Gli strumenti sono disponibili per tutti, non vincono sempre “i buoni”: ancora una volta, serve preparazione politica e serve non sottovalutare mai l’avversario con cui si intende confrontarsi per ottenere un cambiamento sociale.
3. La maggior parte degli attori del cosiddetto ‘web 2.0’ ha sede legale negli Stati Uniti, e questo non è irrilevante
Se il Governo degli Stati Uniti finanziasse Google, Facebook, Twitter in modo diretto o indiretto, stringesse rapporti di collaborazione o se addirittura la diplomazia americana chiedesse ai responsabili legali di questi strumenti di verificare eventuali comportamenti illegali da parte di utenti in Paesi dove ci sono regimi (ad esempio, verifica preventiva per motivi legati alla lotta al terrorismo), come si potrebbe dimostrare che non esiste alcun rapporto tra la politica estera americana e le politiche di gestione delle grandi aziende della Rete?
Provate a immaginare le estreme conseguenze di queste questioni: se gli Stati Uniti attraverso le polizie federali possono accedere in via cautelativa ai dati personali di alcuni utenti americani, come si fa a impedire che la Cina, mossa magari da motivazioni meno nobili di quelli degli Usa, faccia lo stesso? Gli Stati Uniti potranno mai contestare alla Cina un uso eccessivamente disinvolto dei filtri in Rete se gli Stati Uniti si comportano in modo simile (pur se mossi da obiettivi diversi)?
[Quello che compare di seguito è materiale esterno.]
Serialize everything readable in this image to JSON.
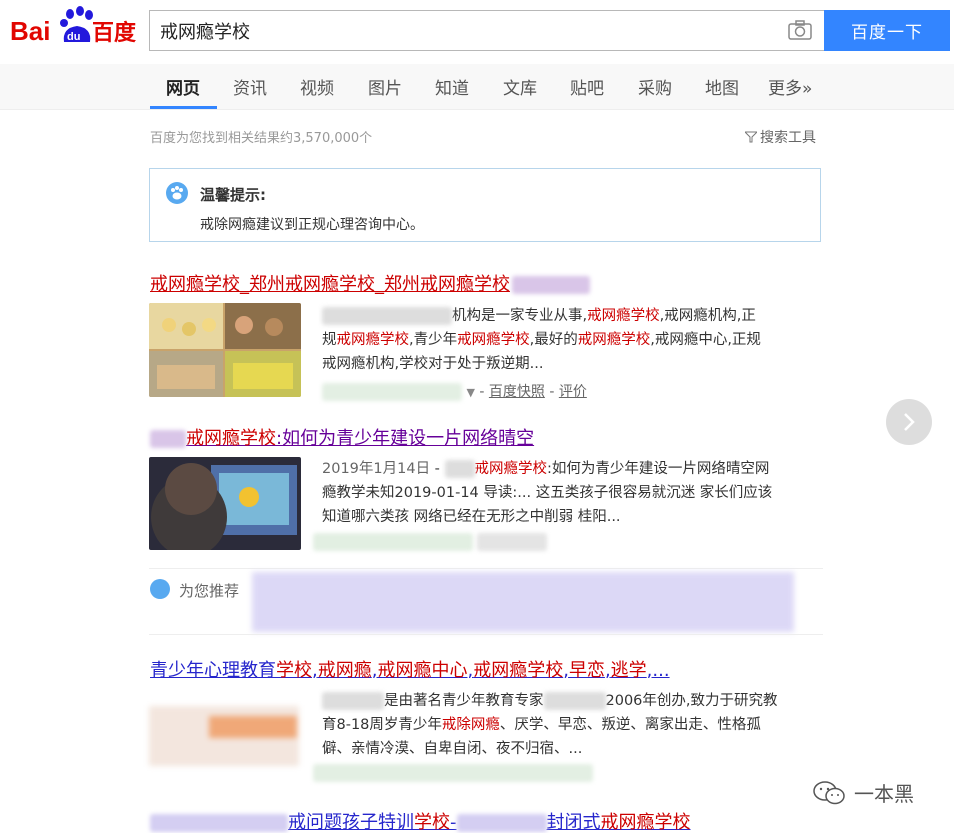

Una legislazione uniforme e globale della Rete è un obiettivo ambizioso, forse è l’unica soluzione a questo ordine di problema, ma il suo raggiungimento è ai limiti dell’impossibile: Stati Uniti, Russia, Cina e Iran dovrebbero, ad esempio, decidere di uniformare le proprie politiche per la trasparenza e la sicurezza e dovrebbero farlo insieme e contemporaneamente.
Per tutte queste ragioni bisogna abbandonare definitivamente l’idea che Internet salverà il mondo ‘per forza’. Non è accaduto con la stampa, col telefono, con la radio e con la televisione sebbene l’avvento di questi strumenti sia stato salutato da una fiducia poi rivelatasi eccessiva nei confronti delle tecnologie.
“L’ingenuità della Rete” può essere riassunto con lucida amarezza in una sola frase e citando lo stesso Morozov:
“La tecnologia cambia in continuazione, la natura umana quasi mai.”